Bénin | Bénin, Cour suprême, 24 juillet 2020, 30


Texte (pseudonymisé)
N° 30/CJ-P du répertoire ; N° 2019-50/CJ-P du greffe ; Arrêt du 24 juillet 2020 ; Ah Ac A C/ MINISTERE PUBLIC AGENT JUDICIAIRE DU TRESOR

Moyen du pourvoi – Violation de la loi – Procédure pénale – Lecture du rapport par le conseiller-rapporteur – Cour d’appel statuant en matière pénale en deuxième et dernier ressort – Cour de répression des infractions économiques et du terrorisme (CRIET) – Juridiction spéciale statuant en premier et dernier ressort – Rejet.

Moyen du pourvoi - Violation de la loi – Droit à l’assistance d’un avocat-défenseur

– Instruments juridiques internationaux – Dispositions prescrites à peine de nullité (non) – Oblig...

N° 30/CJ-P du répertoire ; N° 2019-50/CJ-P du greffe ; Arrêt du 24 juillet 2020 ; Ah Ac A C/ MINISTERE PUBLIC AGENT JUDICIAIRE DU TRESOR

Moyen du pourvoi – Violation de la loi – Procédure pénale – Lecture du rapport par le conseiller-rapporteur – Cour d’appel statuant en matière pénale en deuxième et dernier ressort – Cour de répression des infractions économiques et du terrorisme (CRIET) – Juridiction spéciale statuant en premier et dernier ressort – Rejet.

Moyen du pourvoi - Violation de la loi – Droit à l’assistance d’un avocat-défenseur – Instruments juridiques internationaux – Dispositions prescrites à peine de nullité (non) – Obligation d’assistance d’un avocat en matière correctionnelle (non).

Moyen du pourvoi – Violation de la loi – Assistance d’un interprète – Mention dans l’arrêt attaqué – Rejet.

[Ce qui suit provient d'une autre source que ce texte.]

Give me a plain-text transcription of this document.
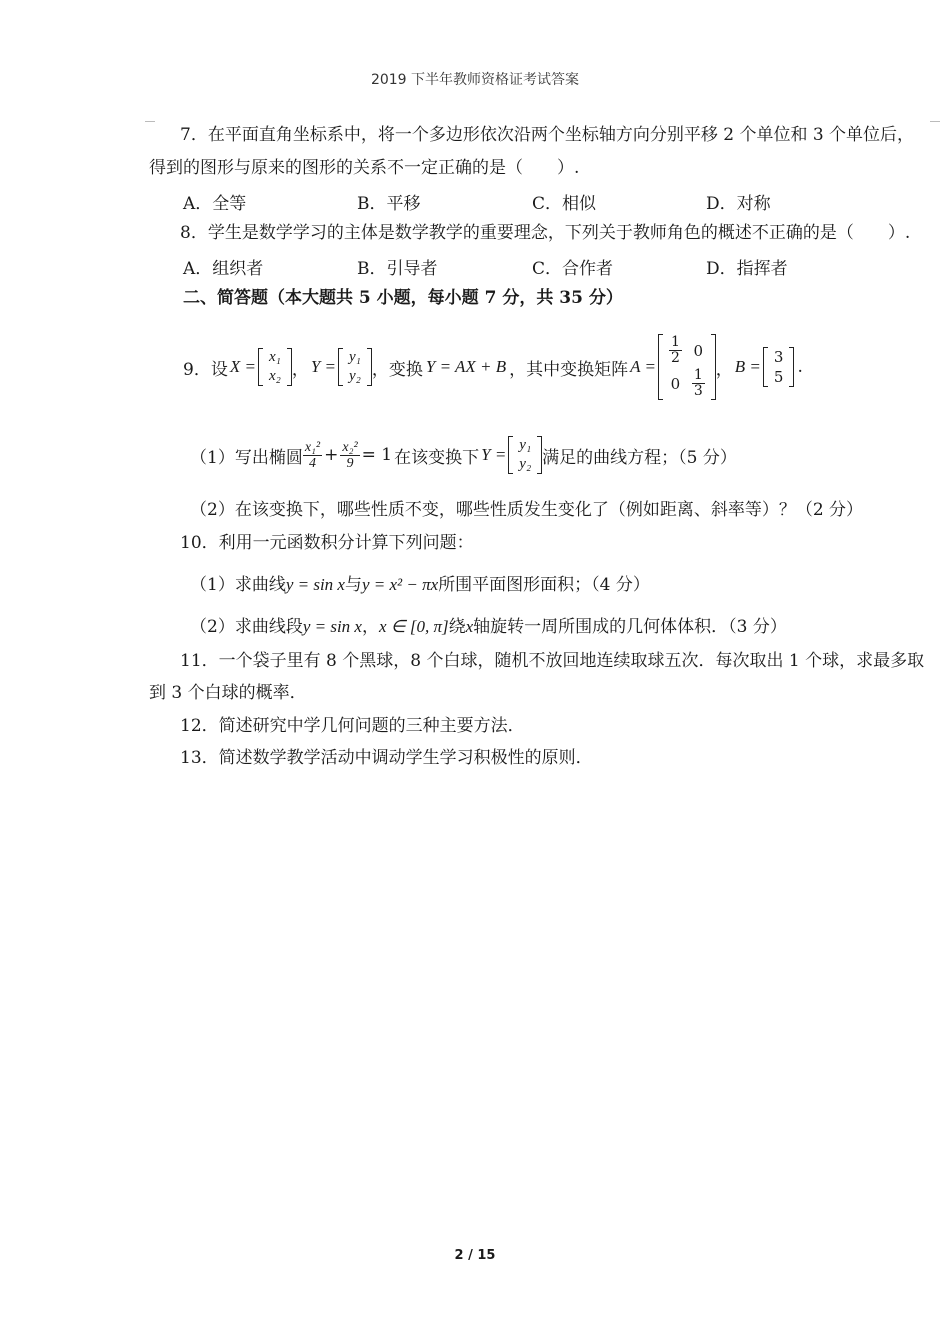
2019 下半年教师资格证考试答案
7．在平面直角坐标系中，将一个多边形依次沿两个坐标轴方向分别平移 2 个单位和 3 个单位后，
得到的图形与原来的图形的关系不一定正确的是（　　）.
A．全等	B．平移	C．相似	D．对称
8．学生是数学学习的主体是数学教学的重要理念，下列关于教师角色的概述不正确的是（　　）.
A．组织者	B．引导者	C．合作者	D．指挥者
二、简答题（本大题共 5 小题，每小题 7 分，共 35 分）
9．设 X = x₁
x₂ ， Y = y₁
y₂ ，变换 Y = AX + B ，其中变换矩阵 A =
$\frac{1}{2}$	0
0	$\frac{1}{3}$ ， B = 3
5 .
（1）写出椭圆 $\frac{\text{x₁²}}{4} + \frac{\text{x₂²}}{9} = 1$ 在该变换下 Y = y₁
y₂ 满足的曲线方程；（5 分）
（2）在该变换下，哪些性质不变，哪些性质发生变化了（例如距离、斜率等）？（2 分）
10．利用一元函数积分计算下列问题：
（1）求曲线y = sin x与y = x² − πx所围平面图形面积；（4 分）
（2）求曲线段y = sin x，x ∈ [0, π]绕x轴旋转一周所围成的几何体体积．（3 分）
11．一个袋子里有 8 个黑球，8 个白球，随机不放回地连续取球五次．每次取出 1 个球，求最多取
到 3 个白球的概率．
12．简述研究中学几何问题的三种主要方法．
13．简述数学教学活动中调动学生学习积极性的原则．
2 / 15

Moyen du pourvoi – Violation de la loi – Loi portant organisation judiciaire – Droit à un second degré de juridiction – Constitutionnalité de la loi – Conformité de la loi aux instruments juridiques internationaux – Rejet.

N’est pas fondé, le moyen tiré de la violation des dispositions du code de procédure pénale relatives à la lecture du rapport à l’audience par le conseiller-rapporteur, dès lors que ces dispositions, non prescrites à peine de nullité, ne s’appliquent que devant la Cour d’appel statuant en matière pénale en deuxième et dernier ressort, la Cour de répression des infractions économiques et du terrorisme (CRIET) étant une juridiction spéciale statuant en premier et dernier ressort.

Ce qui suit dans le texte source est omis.